Environmental Benefits

Old Courthouse Spring Branch Stream Valley Park includes a lush forest, nationally-recognized wetlands, a habitat for animals and plants, a flood plain that prevents nearby houses and businesses from flooding, and a stream that runs into the Chesapeake Bay.

Expanding on our successful campaign to “Save Tysons Last Forest” (www.SaveTysonsLastForest.org), the Neighborhood Coalition created this sustainable electronic resource to promote this park and protect it forever.  Adults and students worked together to create this website.  Please peruse the following pages as they describe the environmental benefits of the stream valley with text, photographs, and video.

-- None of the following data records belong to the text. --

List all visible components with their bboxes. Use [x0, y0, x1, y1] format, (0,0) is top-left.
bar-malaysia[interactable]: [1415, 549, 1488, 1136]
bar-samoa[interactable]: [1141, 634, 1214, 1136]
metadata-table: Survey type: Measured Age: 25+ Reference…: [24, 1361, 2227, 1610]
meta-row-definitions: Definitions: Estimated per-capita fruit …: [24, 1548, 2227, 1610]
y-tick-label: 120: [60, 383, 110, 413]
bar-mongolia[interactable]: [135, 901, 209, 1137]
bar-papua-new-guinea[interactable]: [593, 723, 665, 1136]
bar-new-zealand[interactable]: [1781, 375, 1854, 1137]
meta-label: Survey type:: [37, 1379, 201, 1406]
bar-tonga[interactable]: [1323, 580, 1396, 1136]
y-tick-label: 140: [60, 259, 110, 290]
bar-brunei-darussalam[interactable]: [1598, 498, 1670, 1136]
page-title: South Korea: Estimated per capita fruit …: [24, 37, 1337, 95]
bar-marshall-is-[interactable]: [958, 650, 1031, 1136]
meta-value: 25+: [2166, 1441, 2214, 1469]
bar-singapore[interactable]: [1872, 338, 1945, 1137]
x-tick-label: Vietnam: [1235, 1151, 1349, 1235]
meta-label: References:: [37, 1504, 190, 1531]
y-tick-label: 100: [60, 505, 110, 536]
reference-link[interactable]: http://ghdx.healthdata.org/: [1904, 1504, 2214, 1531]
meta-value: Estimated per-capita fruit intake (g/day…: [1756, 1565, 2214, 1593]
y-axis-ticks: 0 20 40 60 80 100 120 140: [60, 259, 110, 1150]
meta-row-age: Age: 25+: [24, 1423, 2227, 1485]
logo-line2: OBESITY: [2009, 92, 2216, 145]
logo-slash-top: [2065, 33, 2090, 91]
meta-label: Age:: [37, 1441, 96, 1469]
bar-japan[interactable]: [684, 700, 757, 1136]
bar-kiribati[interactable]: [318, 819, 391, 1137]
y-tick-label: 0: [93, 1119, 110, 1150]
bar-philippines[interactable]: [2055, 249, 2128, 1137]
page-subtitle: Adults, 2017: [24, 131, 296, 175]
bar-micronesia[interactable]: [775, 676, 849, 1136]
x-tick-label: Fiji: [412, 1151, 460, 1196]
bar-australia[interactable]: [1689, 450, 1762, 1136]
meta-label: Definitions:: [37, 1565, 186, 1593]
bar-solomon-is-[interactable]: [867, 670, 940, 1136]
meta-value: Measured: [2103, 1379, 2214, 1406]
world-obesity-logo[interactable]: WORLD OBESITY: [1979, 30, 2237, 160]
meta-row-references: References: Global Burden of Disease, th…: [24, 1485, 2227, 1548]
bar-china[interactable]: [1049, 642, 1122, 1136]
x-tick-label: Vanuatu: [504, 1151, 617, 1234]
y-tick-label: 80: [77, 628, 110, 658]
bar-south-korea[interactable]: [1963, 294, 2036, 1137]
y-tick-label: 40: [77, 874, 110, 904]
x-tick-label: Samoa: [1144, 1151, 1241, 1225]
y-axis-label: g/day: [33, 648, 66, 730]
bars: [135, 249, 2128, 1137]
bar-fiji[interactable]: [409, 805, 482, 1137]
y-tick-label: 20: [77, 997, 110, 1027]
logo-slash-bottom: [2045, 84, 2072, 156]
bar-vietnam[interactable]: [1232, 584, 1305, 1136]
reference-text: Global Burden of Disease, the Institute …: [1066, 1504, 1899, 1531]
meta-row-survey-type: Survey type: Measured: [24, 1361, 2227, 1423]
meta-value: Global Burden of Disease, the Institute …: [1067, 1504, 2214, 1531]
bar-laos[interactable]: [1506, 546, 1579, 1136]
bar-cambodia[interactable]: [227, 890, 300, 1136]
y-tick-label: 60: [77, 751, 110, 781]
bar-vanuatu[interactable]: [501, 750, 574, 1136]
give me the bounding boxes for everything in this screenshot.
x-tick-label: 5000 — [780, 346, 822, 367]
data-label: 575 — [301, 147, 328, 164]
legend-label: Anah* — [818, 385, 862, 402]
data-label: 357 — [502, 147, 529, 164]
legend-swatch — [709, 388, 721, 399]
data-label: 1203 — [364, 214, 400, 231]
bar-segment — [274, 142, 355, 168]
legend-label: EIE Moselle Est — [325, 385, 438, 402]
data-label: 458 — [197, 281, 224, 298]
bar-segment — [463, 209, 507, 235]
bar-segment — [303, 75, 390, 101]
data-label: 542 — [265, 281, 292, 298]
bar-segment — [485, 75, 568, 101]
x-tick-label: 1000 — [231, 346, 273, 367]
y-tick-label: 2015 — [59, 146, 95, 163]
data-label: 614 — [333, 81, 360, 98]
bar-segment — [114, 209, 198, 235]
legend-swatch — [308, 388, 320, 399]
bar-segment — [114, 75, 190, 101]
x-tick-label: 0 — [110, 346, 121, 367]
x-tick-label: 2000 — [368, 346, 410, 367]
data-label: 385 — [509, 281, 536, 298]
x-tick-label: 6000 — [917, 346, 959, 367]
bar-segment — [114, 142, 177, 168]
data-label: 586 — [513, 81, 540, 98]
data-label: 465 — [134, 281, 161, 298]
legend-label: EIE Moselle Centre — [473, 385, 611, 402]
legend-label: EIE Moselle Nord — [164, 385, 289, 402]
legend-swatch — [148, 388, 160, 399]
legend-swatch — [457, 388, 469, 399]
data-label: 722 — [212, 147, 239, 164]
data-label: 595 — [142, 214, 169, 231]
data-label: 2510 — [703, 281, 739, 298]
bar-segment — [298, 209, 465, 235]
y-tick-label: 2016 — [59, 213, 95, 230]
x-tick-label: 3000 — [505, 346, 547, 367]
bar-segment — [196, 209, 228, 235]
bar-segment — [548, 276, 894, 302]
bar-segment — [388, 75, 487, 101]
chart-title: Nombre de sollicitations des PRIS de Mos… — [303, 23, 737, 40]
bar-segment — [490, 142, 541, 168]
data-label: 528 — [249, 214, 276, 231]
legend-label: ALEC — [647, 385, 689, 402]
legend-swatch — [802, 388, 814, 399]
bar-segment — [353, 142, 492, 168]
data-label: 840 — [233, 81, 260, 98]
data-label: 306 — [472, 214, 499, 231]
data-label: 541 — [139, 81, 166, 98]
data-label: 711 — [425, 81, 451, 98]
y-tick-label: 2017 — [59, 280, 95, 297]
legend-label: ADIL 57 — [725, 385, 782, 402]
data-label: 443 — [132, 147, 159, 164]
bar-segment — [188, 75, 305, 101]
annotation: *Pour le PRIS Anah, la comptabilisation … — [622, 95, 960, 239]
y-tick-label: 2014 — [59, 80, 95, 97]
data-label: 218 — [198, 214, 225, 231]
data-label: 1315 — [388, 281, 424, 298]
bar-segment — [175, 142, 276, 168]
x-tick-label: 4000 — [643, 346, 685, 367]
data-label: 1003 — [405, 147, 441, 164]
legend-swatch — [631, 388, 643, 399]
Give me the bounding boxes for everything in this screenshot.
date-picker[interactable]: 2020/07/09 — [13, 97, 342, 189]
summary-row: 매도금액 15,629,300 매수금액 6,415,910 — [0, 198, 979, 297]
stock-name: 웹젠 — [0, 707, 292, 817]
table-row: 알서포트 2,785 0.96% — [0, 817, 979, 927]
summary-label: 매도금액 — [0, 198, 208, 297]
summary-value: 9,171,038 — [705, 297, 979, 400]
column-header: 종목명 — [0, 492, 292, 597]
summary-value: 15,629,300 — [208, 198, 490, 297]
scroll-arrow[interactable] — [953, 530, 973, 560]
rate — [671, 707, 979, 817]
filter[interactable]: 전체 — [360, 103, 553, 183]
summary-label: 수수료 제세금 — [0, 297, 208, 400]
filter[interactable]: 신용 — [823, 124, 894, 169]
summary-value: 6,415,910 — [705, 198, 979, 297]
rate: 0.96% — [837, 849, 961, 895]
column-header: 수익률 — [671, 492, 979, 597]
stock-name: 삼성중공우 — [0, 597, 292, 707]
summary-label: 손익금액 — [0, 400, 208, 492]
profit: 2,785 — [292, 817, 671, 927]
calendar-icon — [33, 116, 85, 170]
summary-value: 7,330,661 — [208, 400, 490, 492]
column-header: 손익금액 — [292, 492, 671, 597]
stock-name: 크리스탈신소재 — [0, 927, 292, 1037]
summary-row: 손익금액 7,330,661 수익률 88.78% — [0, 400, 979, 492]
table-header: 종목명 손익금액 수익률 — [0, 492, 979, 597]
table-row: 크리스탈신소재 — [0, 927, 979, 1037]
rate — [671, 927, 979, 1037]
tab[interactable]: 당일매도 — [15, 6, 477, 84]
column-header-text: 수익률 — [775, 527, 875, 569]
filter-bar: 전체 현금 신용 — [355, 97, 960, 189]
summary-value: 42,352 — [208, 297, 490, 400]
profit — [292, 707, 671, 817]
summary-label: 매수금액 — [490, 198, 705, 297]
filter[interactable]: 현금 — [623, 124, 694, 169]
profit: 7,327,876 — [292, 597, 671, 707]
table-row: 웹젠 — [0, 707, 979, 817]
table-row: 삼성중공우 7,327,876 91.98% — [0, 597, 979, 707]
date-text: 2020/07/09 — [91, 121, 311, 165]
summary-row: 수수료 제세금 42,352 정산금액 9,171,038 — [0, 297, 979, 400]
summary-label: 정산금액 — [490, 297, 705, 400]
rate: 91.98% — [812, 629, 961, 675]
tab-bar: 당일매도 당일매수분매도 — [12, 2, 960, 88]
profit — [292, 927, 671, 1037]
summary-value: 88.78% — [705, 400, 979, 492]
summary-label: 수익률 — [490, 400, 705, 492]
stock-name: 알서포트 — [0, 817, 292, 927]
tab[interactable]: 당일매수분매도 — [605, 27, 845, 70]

ENVIRONMENTAL BENEFITS OF THE STREAM VALLEY
  • Saving the Bay – Protected by state law as a “Resource Protection Area (RPA) and by County categorization as an “Environmental Quality Corridor” because its stream leads to the Chesapeake Bay;
  • Preventing Flooding – A “100-year floodplain” that protects our homes, roads, and businesses from flooding;
  • Maintaining Water Quality – A critical part of Difficult Run Watershed, maintaining the stream is valuable for proper stormwater management and good water quality;
  • Protecting Wetlands – Contains nationally-recognized “wetlands,” which house the stream valley, a Palustrine forest of mature trees, and varied vegetation,
  • Providing Animal Habitat for animals, such as deer, turtles, woodpeckers, owls, fish, and a potentially rare invertebrate species of animal according to the Park Authority.

Protecting these environmental benefits is consistent with State law, the Fairfax County Comprehensive Plan (as it relates to Tysons Last Forest), the Fairfax County Environmental Quality Corridor Advisory Council’s 2015 Report, and Fairfax County Park Authority analysis.

DIRECT BENEFITS TO COUNTY RESIDENTS

Tysons Last Forest also provides other benefits to Fairfax County residents, such as

  • Green Space – Aesthetic and recreational benefits of green space to nearby residents; and
  • Historic Significance – Ash Grove Historic Site, 1790 home of Lord Fairfax himself.